There has been an increase in India’s affluent middle class as well as immense growth in the rural economy. This trend has been mainly supported by the increase in expenses and costs which continue to hamper the consumer boom in India. In addition, the rapid adoption of technology has also created an increased field of acceptance for new financial tools, thus allowing the Indian credit market to evolve into a self-sustaining and self-generating market. Between March 2000 and March 2021, the average domestic credit growth rate in India increased by 15.1 percent. This growth is mainly due to personal loans and the increasing use and penetration of credit cards. Of this total, nearly 92 percent of credit card holders in India demonstrate good and timely repayment habits.

Challenges for people with no credit score

During the traditional lending process, data such as credit maturities, credit score, unpaid debts, debt repayment habits, other loans, and repayment history are taken into account to assess the solvency of an individual. While this method can be useful for applicants who have enough data about their credit and credit habits, it can be difficult to use this method to assess the credit repayment capacity of people without previous credit data. Additionally, applicants without a credit score may also face a high level of resistance when applying for a loan, as traditional loan approval processes do not conform well to the lack of credit data.

Other aspects that matter

While applicants’ credit scores are usually taken into account, that’s not all that matters. With improved access to several other data points and technological advancements to generate meaningful information from that data, credit scores are no longer required to estimate an individual’s creditworthiness. For customers who do not have a reliable data set on their credit history and habits, alternative data such as Account Aggregator (AA) data, financial etiquette, payment history utilities and bills, debt repayment patterns, consumption patterns and the like can be helpful. .

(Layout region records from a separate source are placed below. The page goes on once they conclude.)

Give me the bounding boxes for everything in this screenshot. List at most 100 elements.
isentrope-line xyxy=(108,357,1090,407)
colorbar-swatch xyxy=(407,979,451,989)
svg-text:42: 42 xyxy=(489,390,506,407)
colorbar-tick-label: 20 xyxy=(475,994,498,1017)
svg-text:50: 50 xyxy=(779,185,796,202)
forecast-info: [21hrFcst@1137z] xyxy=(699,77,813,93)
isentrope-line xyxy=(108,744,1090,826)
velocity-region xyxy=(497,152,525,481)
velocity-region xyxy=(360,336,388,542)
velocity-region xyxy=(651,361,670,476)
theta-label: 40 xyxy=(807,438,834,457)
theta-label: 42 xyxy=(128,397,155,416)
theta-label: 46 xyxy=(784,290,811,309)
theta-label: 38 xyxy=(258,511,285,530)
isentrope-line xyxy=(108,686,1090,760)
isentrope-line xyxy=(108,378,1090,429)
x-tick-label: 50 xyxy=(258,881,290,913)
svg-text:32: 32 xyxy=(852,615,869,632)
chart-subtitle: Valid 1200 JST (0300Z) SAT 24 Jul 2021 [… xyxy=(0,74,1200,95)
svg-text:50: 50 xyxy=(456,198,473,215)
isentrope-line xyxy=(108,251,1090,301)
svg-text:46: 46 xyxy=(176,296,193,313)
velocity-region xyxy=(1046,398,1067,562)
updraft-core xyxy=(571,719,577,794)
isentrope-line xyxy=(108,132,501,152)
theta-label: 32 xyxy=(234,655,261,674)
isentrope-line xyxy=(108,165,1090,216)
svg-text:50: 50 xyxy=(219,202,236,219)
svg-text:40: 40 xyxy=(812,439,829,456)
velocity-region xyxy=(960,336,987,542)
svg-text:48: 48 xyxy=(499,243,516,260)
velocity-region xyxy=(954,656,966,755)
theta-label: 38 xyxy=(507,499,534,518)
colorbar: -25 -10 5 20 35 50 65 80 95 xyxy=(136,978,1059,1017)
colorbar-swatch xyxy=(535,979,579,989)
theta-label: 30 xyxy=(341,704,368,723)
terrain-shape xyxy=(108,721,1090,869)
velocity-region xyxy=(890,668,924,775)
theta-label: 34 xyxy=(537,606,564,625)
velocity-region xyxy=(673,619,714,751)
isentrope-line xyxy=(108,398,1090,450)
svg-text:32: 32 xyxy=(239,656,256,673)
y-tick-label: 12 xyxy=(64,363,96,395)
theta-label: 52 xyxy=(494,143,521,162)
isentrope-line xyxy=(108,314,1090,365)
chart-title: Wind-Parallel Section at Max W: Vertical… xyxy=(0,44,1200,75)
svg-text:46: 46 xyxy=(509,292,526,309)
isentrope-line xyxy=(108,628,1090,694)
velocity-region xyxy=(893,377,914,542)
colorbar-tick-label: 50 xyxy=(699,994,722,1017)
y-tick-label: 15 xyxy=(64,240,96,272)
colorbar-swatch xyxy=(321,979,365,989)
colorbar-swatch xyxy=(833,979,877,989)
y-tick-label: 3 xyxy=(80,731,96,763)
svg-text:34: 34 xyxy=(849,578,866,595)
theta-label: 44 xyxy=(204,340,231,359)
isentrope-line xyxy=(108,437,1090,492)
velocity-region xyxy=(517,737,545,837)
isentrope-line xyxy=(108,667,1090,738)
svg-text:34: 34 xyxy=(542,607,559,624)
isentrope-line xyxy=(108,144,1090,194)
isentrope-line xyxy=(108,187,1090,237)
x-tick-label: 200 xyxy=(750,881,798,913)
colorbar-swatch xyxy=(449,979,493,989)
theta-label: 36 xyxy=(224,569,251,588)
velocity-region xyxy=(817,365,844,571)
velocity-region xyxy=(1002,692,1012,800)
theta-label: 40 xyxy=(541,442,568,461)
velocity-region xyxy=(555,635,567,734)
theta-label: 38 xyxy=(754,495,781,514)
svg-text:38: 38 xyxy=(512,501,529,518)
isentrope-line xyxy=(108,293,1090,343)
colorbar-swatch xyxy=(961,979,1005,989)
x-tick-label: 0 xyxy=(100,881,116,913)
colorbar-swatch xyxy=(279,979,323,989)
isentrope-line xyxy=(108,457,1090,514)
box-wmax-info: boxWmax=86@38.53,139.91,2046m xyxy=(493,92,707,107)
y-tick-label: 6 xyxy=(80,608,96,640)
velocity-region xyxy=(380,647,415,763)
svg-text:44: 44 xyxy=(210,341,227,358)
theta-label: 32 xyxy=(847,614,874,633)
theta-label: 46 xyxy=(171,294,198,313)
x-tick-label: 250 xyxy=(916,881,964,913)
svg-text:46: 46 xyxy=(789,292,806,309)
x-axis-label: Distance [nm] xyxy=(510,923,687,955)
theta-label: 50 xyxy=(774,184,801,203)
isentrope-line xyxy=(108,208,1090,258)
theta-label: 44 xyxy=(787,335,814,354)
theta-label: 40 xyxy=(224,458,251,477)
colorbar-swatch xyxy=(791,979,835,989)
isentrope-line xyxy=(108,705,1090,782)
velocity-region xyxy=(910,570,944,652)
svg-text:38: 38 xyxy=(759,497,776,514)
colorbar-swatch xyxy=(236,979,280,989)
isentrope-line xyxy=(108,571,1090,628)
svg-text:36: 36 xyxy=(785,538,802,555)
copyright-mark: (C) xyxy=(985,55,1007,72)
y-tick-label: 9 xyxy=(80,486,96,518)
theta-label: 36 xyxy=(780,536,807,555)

How can alternative data help?

Using alternative data is considered one of the best approaches for financial institutions and banks to take to make informed, data-driven lending decisions and gain a full understanding of their customers’ capacity and willingness. to meet their credit commitments. One of the main benefits of alternative data is that it provides insight into an individual’s financial management habits in several areas, outside of simple debt repayment habits. This can help lenders to go through the profiling process in a better and more efficient way and to better understand the creditworthiness of the applicant. Using alternative data also helps clients access credit and loans more easily, as it removes the barrier of requiring a credit score.

A step ahead with alternative data

Alternative data can open doors for exposure. Lenders can gain access to a more complete understanding of the credit risk associated with the consumer. This can be beneficial and helpful during the process of granting credit to consumers after their credit profile has been verified. Ultimately, alternative data helps increase lender confidence when it comes to extending credit to consumers who have no credit rating.

The author is CEO and co-founder of, the parent company of Algo360.

DISCLAIMER: Opinions expressed are those of the author and Outlook Money does not necessarily endorse them. Outlook Money will not be responsible for any damages caused to any person / organization directly or indirectly.